I have been having some interesting correspondence with Peter Berry of nb Kelly-Louise regarding narrow boat central heating systems. Peter blogged about it <here>.
Our discussion led to us considering the probable need to ensure the diesel heater output matched the capacity of the radiators. If the output of heater is greater than the capacity of the system to dissipate the heat then hot water will be returned to the heater which may cause it to shut down. Alternatively, if the heater output is less than the capacity of the radiators then the heater might continuously run making the boat too hot. The former might lead to the “coking up” of the burner through frequent cycling whereas the latter is inefficient burning too much diesel.
Peter has a Webasto with an output of 5.2kw. He believes his combined capacity of the radiators on Kelly-Louise is also approximately 5kw so theoretically everything should work correctly.
From what I can understand, his Webasto doesn’t have a thermostat but rather cycles on and off by measuring the temperature of the returning water. I assume a thermostat is built into the burner and measures the temperature of the water rather than the atmospheric temperature in their boat.
We planned on Waiouru having a Hurricane diesel heater and that has a capacity of 7.3kw and I did some calculations on the required capacity of the radiators within the boat.
I’d already decided to opt for finrads; primarily because I didn’t want to use wall space for radiators. The finrads can be placed at floor level. I also wanted small heater panels in the base of the wardrobes to keep clothing dry and warm in winter. My calculations looked something like this:
- Hurricane Heater output = 7300w
- Bedroom Radiators in wardrobes (2) = 1200w
- Bathroom Towel Rail (1) = 900w
- Output = 2100w
- Therefore minimum FinRad capacity = 5200w (7300-2100)

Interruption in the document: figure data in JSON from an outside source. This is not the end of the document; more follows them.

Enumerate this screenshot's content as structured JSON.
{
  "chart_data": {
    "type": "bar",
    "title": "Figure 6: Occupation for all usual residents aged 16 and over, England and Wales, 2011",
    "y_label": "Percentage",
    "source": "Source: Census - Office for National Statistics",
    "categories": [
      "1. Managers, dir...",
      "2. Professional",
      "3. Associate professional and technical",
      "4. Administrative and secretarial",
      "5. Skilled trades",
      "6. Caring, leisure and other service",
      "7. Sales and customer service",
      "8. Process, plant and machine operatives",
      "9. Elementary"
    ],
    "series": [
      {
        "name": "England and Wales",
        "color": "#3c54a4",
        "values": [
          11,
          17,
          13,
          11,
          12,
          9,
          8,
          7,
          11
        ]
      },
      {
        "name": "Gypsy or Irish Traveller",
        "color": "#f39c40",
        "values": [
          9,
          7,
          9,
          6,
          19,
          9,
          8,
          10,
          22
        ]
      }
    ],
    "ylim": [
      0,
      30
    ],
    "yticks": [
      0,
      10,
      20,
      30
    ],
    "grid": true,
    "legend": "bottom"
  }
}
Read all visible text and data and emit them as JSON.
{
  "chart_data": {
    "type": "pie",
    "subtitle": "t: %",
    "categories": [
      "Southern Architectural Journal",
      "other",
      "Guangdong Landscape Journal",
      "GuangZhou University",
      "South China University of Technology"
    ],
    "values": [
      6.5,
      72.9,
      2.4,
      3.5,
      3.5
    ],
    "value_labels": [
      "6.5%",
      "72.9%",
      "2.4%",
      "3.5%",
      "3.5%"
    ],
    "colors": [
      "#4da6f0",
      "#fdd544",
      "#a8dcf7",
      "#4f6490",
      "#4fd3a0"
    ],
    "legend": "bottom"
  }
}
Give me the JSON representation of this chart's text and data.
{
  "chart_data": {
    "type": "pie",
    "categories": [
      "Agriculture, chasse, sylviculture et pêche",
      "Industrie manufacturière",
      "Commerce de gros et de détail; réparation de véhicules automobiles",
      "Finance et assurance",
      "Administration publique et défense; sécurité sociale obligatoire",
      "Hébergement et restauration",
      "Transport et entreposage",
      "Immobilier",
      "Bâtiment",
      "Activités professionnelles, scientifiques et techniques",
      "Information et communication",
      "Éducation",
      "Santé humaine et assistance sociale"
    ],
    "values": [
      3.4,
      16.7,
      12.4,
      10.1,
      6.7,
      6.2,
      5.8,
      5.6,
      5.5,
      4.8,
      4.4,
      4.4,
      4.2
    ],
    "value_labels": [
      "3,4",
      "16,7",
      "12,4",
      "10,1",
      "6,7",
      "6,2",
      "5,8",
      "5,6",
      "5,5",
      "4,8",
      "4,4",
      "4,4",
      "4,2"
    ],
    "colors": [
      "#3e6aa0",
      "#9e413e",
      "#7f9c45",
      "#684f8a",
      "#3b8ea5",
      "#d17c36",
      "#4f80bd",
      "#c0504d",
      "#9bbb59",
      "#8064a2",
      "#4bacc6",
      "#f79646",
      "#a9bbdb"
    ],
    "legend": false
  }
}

- Double Finrad capacity per 492mm = 250w
- Therefore required total minimum length of FinRad = 20 metres
The next problem was to find 20 metres of available linear floor space in a boat that is just over 18 metres long. There is no point in fitting finrads into the back of the galley cabinets, etc. It was immediately obvious the finrads would need to be on both sides of the boat. This has an advantage as it will keep both sides of the boat warm.
So we have planned on finrads in every place where there is open space on the sides of the boat. In addition, I’ve shown a finrad running longitudinally in the storage area under our bed. That will both keep ant thing under the bed dry and warm but also act as a heater whilst we sleep.
I have also considered the consequences of all the radiators being connected on a single ring main. If this were done then it’s possible the first radiator would get very hot working to maximum capacity with very hot water whereas the last radiator would only receive water at a reduced temperature and may not reach maximum capacity. The solution appears to be to create heating zones in the boat; each with their own direct feed pipe from the Hurricane output.
The Hurricane has heating controls for up to four separate space heating zones, each with its own optional thermostat. So we should be able to configure it to maintain different zones of the boat a different temperatures depending upon the time of day.
The 12v DC supply to the Hurricane will be controlled by the Empirbus system. The software program in the Empirbus system will also give us a considerable amount of control over the starting and stopping of the heater. We should be able to send a text message to start the Hurricane if away from the boat and could manage the starting and stopping time of the heater using the timer function within the Empirbus system.
It will be interesting to see if all this theoretical planning can be put into practice.